Extending a Pega Strategic Application with custom requirements is a common challenge — done wrong, it creates upgrade debt that compounds over time. This article presents a real-world pattern from a financial services engagement: building a regulatory accreditation model as a fully separate application integrated to Pega AIM via OOTB Skills, keeping the core application clean and upgradable while satisfying a complex regulator requirement.
Every custom rule you bolt into a Strategic Application is a rule you’ll have to re-test at the next upgrade.
On Pega Cloud, upgrades are frequent and increasingly automated. Extension hygiene, i.e. how cleanly your customizations sit relative to the OOTB core, is what determines whether each upgrade is a routine event or a disruptive project.
So what do you do when a significant regulatory requirement arrives that simply doesn’t fit the OOTB model?
The requirement
On a recent financial services engagement, the regulator required a structured accreditation model for operators working inside the alert investigation management system. The customer was running Pega AIM, which handles assignment routing and case management for financial crime investigations, but AIM has no native accreditation capability.
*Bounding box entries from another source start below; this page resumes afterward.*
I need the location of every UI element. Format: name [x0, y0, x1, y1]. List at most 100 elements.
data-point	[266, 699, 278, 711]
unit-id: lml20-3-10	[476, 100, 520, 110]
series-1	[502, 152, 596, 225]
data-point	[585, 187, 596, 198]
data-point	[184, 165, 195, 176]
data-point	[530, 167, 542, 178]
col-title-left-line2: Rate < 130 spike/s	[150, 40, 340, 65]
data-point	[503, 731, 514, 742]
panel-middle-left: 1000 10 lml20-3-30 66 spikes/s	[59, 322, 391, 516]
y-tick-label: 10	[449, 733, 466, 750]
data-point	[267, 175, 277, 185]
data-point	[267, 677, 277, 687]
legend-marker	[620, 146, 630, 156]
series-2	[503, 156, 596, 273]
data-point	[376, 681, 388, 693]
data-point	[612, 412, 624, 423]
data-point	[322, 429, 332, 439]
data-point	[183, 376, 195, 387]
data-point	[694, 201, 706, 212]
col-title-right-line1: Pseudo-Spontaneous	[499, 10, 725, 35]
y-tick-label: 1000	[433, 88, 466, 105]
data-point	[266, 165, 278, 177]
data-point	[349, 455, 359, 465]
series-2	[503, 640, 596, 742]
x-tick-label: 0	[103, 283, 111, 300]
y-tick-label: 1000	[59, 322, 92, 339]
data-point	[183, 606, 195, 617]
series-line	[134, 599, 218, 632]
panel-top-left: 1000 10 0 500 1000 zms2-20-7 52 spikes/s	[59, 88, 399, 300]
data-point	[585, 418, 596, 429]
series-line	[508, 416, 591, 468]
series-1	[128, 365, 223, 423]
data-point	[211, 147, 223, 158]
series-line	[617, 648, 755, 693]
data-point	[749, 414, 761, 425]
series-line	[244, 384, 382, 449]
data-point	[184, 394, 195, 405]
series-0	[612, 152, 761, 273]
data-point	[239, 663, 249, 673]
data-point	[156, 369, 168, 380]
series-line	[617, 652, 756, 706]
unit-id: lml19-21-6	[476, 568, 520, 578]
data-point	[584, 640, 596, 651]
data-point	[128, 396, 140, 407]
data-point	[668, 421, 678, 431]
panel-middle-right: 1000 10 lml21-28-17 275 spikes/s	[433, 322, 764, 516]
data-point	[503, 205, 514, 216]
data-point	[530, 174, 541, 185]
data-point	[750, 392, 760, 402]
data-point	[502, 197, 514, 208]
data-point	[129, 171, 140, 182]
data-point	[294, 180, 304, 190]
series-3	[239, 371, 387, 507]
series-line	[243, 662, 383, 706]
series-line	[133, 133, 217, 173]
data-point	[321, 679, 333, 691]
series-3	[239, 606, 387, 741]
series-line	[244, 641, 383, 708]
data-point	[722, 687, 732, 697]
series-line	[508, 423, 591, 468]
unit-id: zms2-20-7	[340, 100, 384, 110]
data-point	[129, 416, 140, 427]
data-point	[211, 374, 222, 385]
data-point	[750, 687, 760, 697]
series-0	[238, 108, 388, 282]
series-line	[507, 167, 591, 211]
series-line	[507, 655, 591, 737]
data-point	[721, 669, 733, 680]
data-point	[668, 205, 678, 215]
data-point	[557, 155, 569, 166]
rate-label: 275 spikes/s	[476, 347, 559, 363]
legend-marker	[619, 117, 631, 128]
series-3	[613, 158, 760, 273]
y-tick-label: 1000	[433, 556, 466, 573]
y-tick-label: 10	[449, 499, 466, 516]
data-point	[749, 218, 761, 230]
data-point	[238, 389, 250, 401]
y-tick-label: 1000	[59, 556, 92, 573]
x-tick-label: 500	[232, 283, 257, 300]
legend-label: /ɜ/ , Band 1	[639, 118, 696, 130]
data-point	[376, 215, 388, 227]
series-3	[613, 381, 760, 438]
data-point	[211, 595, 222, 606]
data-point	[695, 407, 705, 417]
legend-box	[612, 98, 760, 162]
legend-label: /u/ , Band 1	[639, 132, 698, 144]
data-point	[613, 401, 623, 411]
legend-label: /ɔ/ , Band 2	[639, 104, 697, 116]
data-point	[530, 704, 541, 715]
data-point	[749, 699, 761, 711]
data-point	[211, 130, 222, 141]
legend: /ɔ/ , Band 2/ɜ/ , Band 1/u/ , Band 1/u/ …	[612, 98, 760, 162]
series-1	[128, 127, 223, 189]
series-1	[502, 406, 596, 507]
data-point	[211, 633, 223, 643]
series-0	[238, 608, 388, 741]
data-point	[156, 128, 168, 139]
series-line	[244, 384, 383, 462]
The accreditation model requirement was specific:
- Operators must complete a defined threshold of cases successfully before progressing to the next skill level
- Any failed case review resets the counter for that operator
- Alongside automatic counters, manual approval steps are required before a skill level is formally granted
- Skill level directly determines which cases an operator can be assigned to
If you decide to build counters, workflow, and approval logic directly inside AIM, then you will face a problem: every piece of that logic becomes a customization that lives inside a Strategic Application — tested against the current version, fragile at the next upgrade.
The pattern: separate application, OOTB integration point
Instead, we built accreditation as an entirely separate Pega application, responsible for all accreditation business logic. AIM’s role was reduced to a single, clean responsibility: sending one-way events to the accreditation application when cases are completed or reviews are failed.
The accreditation application owns everything else:
- Maintaining per-operator counters, incremented on successful case completion, reset on failed review
- Managing the approval workflow when an operator reaches a counter threshold
- Writing the resulting skill level back to the operator record via Pega Skills
AIM reads those skill levels through its standard OOTB assignment routing configuration — the same mechanism it would use for any skill-based routing. It has no awareness of accreditation logic, counters, or approvals.
The architecture is intentionally one-directional: AIM sends events, accreditation model responds by updating skills, AIM reads skills. No circular dependencies, no shared logic.
How Blueprint accelerated the build
We used Pega Blueprint to design the accreditation application before a line of configuration was written. Blueprint generated the data model for operator counters and the case lifecycle for the approval workflow — imported directly into the working application. The manual build work reduced to three things: plugging the event APIs from AIM, creating the skill definitions, and automating the skill level transition logic.
This is Blueprint’s real value in practice: with significant productivity boost it can help you offset the relative overhead of maintaining this logic in a separate application.
What this kept clean
- Zero changes to AIM’s core flows or routing rules
- Accreditation logic fully isolated: independently configurable, independently testable, independently upgradable
- Routing behavior in AIM adapts automatically as skill levels change — no custom routing rules to maintain
- The accreditation application can evolve with regulatory requirements without touching the Strategic Application
The broader principle
When a new capability doesn’t fit your Strategic Application, don’t force it in. Build it as a separate, separable module — whether that’s a built-on component included in your application’s inheritance stack or a fully independent application integrated through OOTB platform mechanisms like Skills, Data Pages, or APIs.
The integration point matters as much as the separation. Pega Skills worked here because they are natively supported by any Pega application. We leaned on them as an extension point, rather than threading new logic through AIM’s internals.
Either way, the principle holds: keep the OOTB core clean, and every future upgrade stays routine: build current, stay current!